There is a tussle on between the Ministry of Corporate Affairs and the North Block over the National Spot Exchange and Financial Technologies merger. Both MCA and the Finance Ministry have been debating over the recommendations submitted by the Forwards Market Commission (FMC) on the NSEL scam, reports Malvika Jain of CNBC-TV18.
FMC, which submitted a report on NSEL scam in August, had sought for a merger between NSEL and FTIL, citing that the move would help in faster recovery of dues. NSEL has liabilities of Rs 5,600 crore. Besides, NSEL is a 100 percent subsidiary of FTIL and hence the merger would not have made much of a difference as far as the management was concerned.
While the Ministry of Corporate Affairs is against the merger, the Finance Ministry favours it. The final call on the issue will be taken by the former. Interestingly, Arun Jaitely heads both ministries.

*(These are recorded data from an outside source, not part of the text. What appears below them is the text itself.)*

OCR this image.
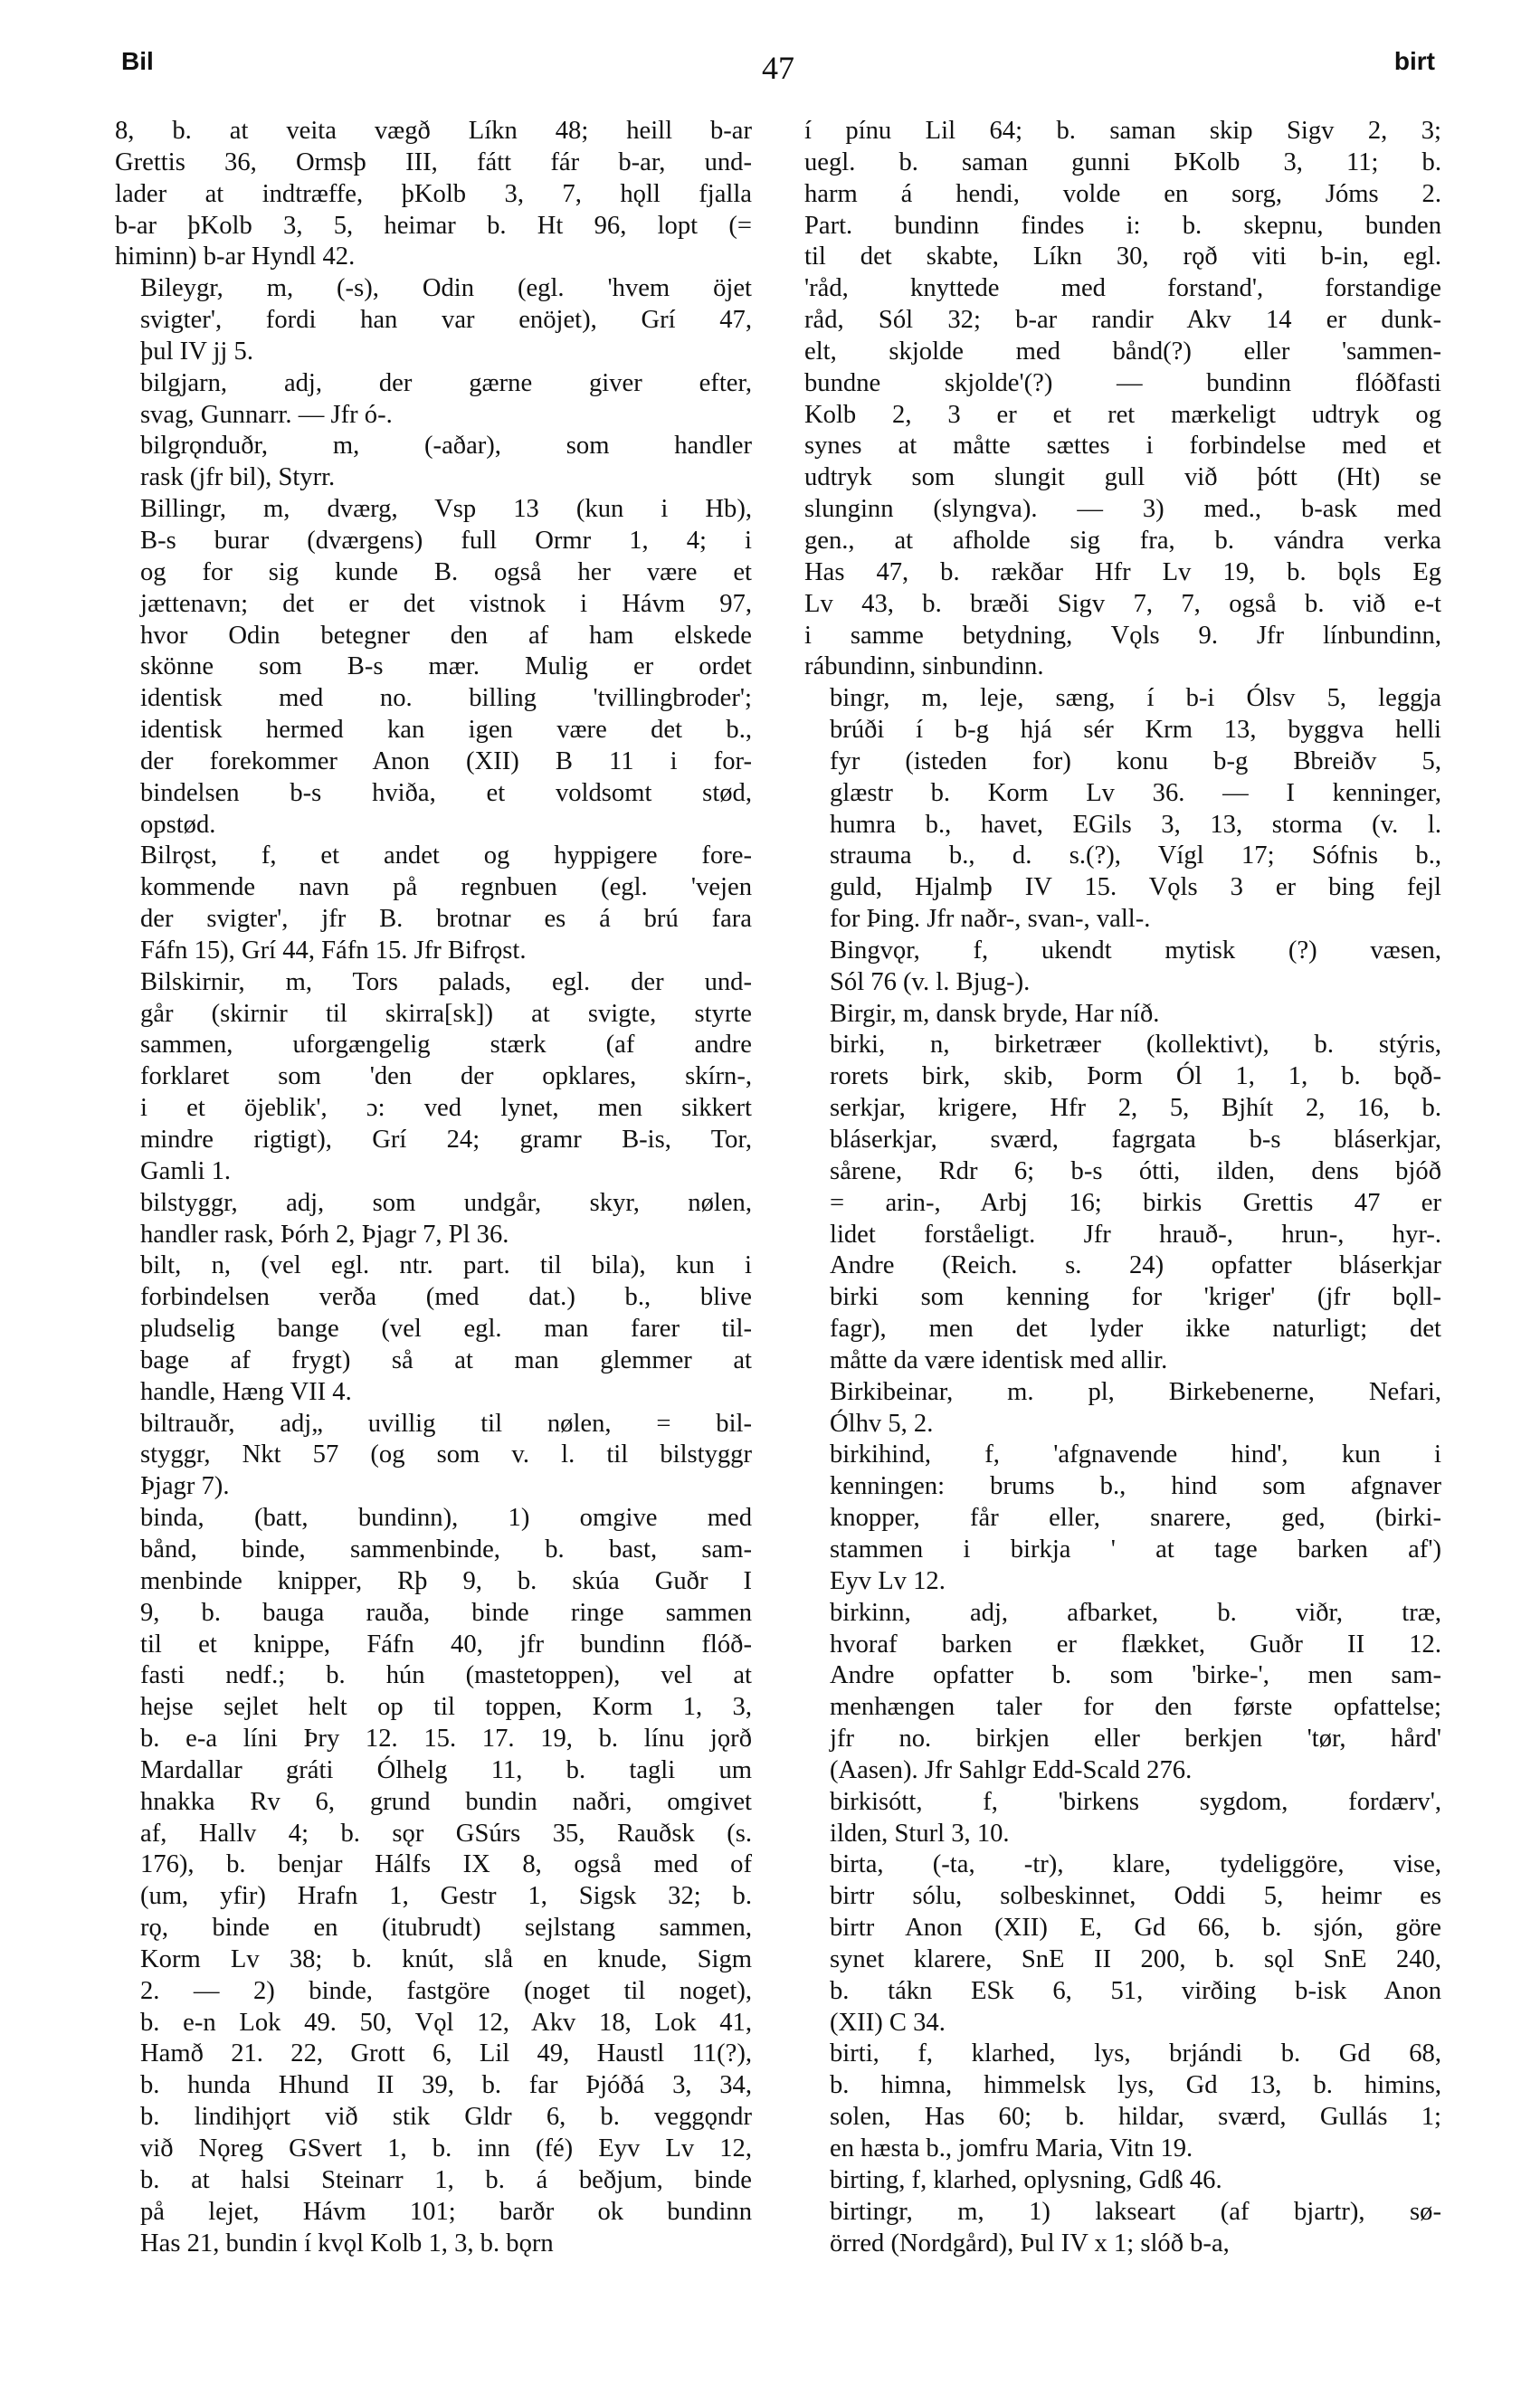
Bil	47	birt

8, b. at veita vægð Líkn 48; heill b-ar
Grettis 36, Ormsþ III, fátt fár b-ar, und-
lader at indtræffe, þKolb 3, 7, hǫll fjalla
b-ar þKolb 3, 5, heimar b. Ht 96, lopt (=
himinn) b-ar Hyndl 42.

Bileygr, m, (-s), Odin (egl. 'hvem öjet
svigter', fordi han var enöjet), Grí 47,
þul IV jj 5.

bilgjarn, adj, der gærne giver efter,
svag, Gunnarr. — Jfr ó-.

bilgrǫnduðr, m, (-aðar), som handler
rask (jfr bil), Styrr.

Billingr, m, dværg, Vsp 13 (kun i Hb),
B-s burar (dværgens) full Ormr 1, 4; i
og for sig kunde B. også her være et
jættenavn; det er det vistnok i Hávm 97,
hvor Odin betegner den af ham elskede
skönne som B-s mær. Mulig er ordet
identisk med no. billing 'tvillingbroder';
identisk hermed kan igen være det b.,
der forekommer Anon (XII) B 11 i for-
bindelsen b-s hviða, et voldsomt stød,
opstød.

Bilrǫst, f, et andet og hyppigere fore-
kommende navn på regnbuen (egl. 'vejen
der svigter', jfr B. brotnar es á brú fara
Fáfn 15), Grí 44, Fáfn 15. Jfr Bifrǫst.

Bilskirnir, m, Tors palads, egl. der und-
går (skirnir til skirra[sk]) at svigte, styrte
sammen, uforgængelig stærk (af andre
forklaret som 'den der opklares, skírn-,
i et öjeblik', ɔ: ved lynet, men sikkert
mindre rigtigt), Grí 24; gramr B-is, Tor,
Gamli 1.

bilstyggr, adj, som undgår, skyr, nølen,
handler rask, Þórh 2, Þjagr 7, Pl 36.

bilt, n, (vel egl. ntr. part. til bila), kun i
forbindelsen verða (med dat.) b., blive
pludselig bange (vel egl. man farer til-
bage af frygt) så at man glemmer at
handle, Hæng VII 4.

biltrauðr, adj„ uvillig til nølen, = bil-
styggr, Nkt 57 (og som v. l. til bilstyggr
Þjagr 7).

binda, (batt, bundinn), 1) omgive med
bånd, binde, sammenbinde, b. bast, sam-
menbinde knipper, Rþ 9, b. skúa Guðr I
9, b. bauga rauða, binde ringe sammen
til et knippe, Fáfn 40, jfr bundinn flóð-
fasti nedf.; b. hún (mastetoppen), vel at
hejse sejlet helt op til toppen, Korm 1, 3,
b. e-a líni Þry 12. 15. 17. 19, b. línu jǫrð
Mardallar gráti Ólhelg 11, b. tagli um
hnakka Rv 6, grund bundin naðri, omgivet
af, Hallv 4; b. sǫr GSúrs 35, Rauðsk (s.
176), b. benjar Hálfs IX 8, også med of
(um, yfir) Hrafn 1, Gestr 1, Sigsk 32; b.
rǫ, binde en (itubrudt) sejlstang sammen,
Korm Lv 38; b. knút, slå en knude, Sigm
2. — 2) binde, fastgöre (noget til noget),
b. e-n Lok 49. 50, Vǫl 12, Akv 18, Lok 41,
Hamð 21. 22, Grott 6, Lil 49, Haustl 11(?),
b. hunda Hhund II 39, b. far Þjóðá 3, 34,
b. lindihjǫrt við stik Gldr 6, b. veggǫndr
við Nǫreg GSvert 1, b. inn (fé) Eyv Lv 12,
b. at halsi Steinarr 1, b. á beðjum, binde
på lejet, Hávm 101; barðr ok bundinn
Has 21, bundin í kvǫl Kolb 1, 3, b. bǫrn

í pínu Lil 64; b. saman skip Sigv 2, 3;
uegl. b. saman gunni ÞKolb 3, 11; b.
harm á hendi, volde en sorg, Jóms 2.
Part. bundinn findes i: b. skepnu, bunden
til det skabte, Líkn 30, rǫð viti b-in, egl.
'råd, knyttede med forstand', forstandige
råd, Sól 32; b-ar randir Akv 14 er dunk-
elt, skjolde med bånd(?) eller 'sammen-
bundne skjolde'(?) — bundinn flóðfasti
Kolb 2, 3 er et ret mærkeligt udtryk og
synes at måtte sættes i forbindelse med et
udtryk som slungit gull við þótt (Ht) se
slunginn (slyngva). — 3) med., b-ask med
gen., at afholde sig fra, b. vándra verka
Has 47, b. rækðar Hfr Lv 19, b. bǫls Eg
Lv 43, b. bræði Sigv 7, 7, også b. við e-t
i samme betydning, Vǫls 9. Jfr línbundinn,
rábundinn, sinbundinn.

bingr, m, leje, sæng, í b-i Ólsv 5, leggja
brúði í b-g hjá sér Krm 13, byggva helli
fyr (isteden for) konu b-g Bbreiðv 5,
glæstr b. Korm Lv 36. — I kenninger,
humra b., havet, EGils 3, 13, storma (v. l.
strauma b., d. s.(?), Vígl 17; Sófnis b.,
guld, Hjalmþ IV 15. Vǫls 3 er bing fejl
for Þing. Jfr naðr-, svan-, vall-.

Bingvǫr, f, ukendt mytisk (?) væsen,
Sól 76 (v. l. Bjug-).

Birgir, m, dansk bryde, Har níð.

birki, n, birketræer (kollektivt), b. stýris,
rorets birk, skib, Þorm Ól 1, 1, b. bǫð-
serkjar, krigere, Hfr 2, 5, Bjhít 2, 16, b.
bláserkjar, sværd, fagrgata b-s bláserkjar,
sårene, Rdr 6; b-s ótti, ilden, dens bjóð
= arin-, Arbj 16; birkis Grettis 47 er
lidet forståeligt. Jfr hrauð-, hrun-, hyr-.
Andre (Reich. s. 24) opfatter bláserkjar
birki som kenning for 'kriger' (jfr bǫll-
fagr), men det lyder ikke naturligt; det
måtte da være identisk med allir.

Birkibeinar, m. pl, Birkebenerne, Nefari,
Ólhv 5, 2.

birkihind, f, 'afgnavende hind', kun i
kenningen: brums b., hind som afgnaver
knopper, får eller, snarere, ged, (birki-
stammen i birkja ' at tage barken af')
Eyv Lv 12.

birkinn, adj, afbarket, b. viðr, træ,
hvoraf barken er flækket, Guðr II 12.
Andre opfatter b. som 'birke-', men sam-
menhængen taler for den første opfattelse;
jfr no. birkjen eller berkjen 'tør, hård'
(Aasen). Jfr Sahlgr Edd-Scald 276.

birkisótt, f, 'birkens sygdom, fordærv',
ilden, Sturl 3, 10.

birta, (-ta, -tr), klare, tydeliggöre, vise,
birtr sólu, solbeskinnet, Oddi 5, heimr es
birtr Anon (XII) E, Gd 66, b. sjón, göre
synet klarere, SnE II 200, b. sǫl SnE 240,
b. tákn ESk 6, 51, virðing b-isk Anon
(XII) C 34.

birti, f, klarhed, lys, brjándi b. Gd 68,
b. himna, himmelsk lys, Gd 13, b. himins,
solen, Has 60; b. hildar, sværd, Gullás 1;
en hæsta b., jomfru Maria, Vitn 19.

birting, f, klarhed, oplysning, Gdß 46.

birtingr, m, 1) lakseart (af bjartr), sø-
örred (Nordgård), Þul IV x 1; slóð b-a,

According to sources at the Corporate Affairs Ministry, a merger under Section 396 of the Companies Act 1956, which deals with central government’s powers to merge companies, can happen only in case of public interest.
However, in the said case, the public interest is confined to FTIL shareholders, who are not in favour of the merger with NSEL, sources added. Since the merger cannot happen easily, thus MCA had sought Finance Ministry’s view.
There have been no previous instances of invoking Section 396 barring one, thus it would be interesting to see how things unfold.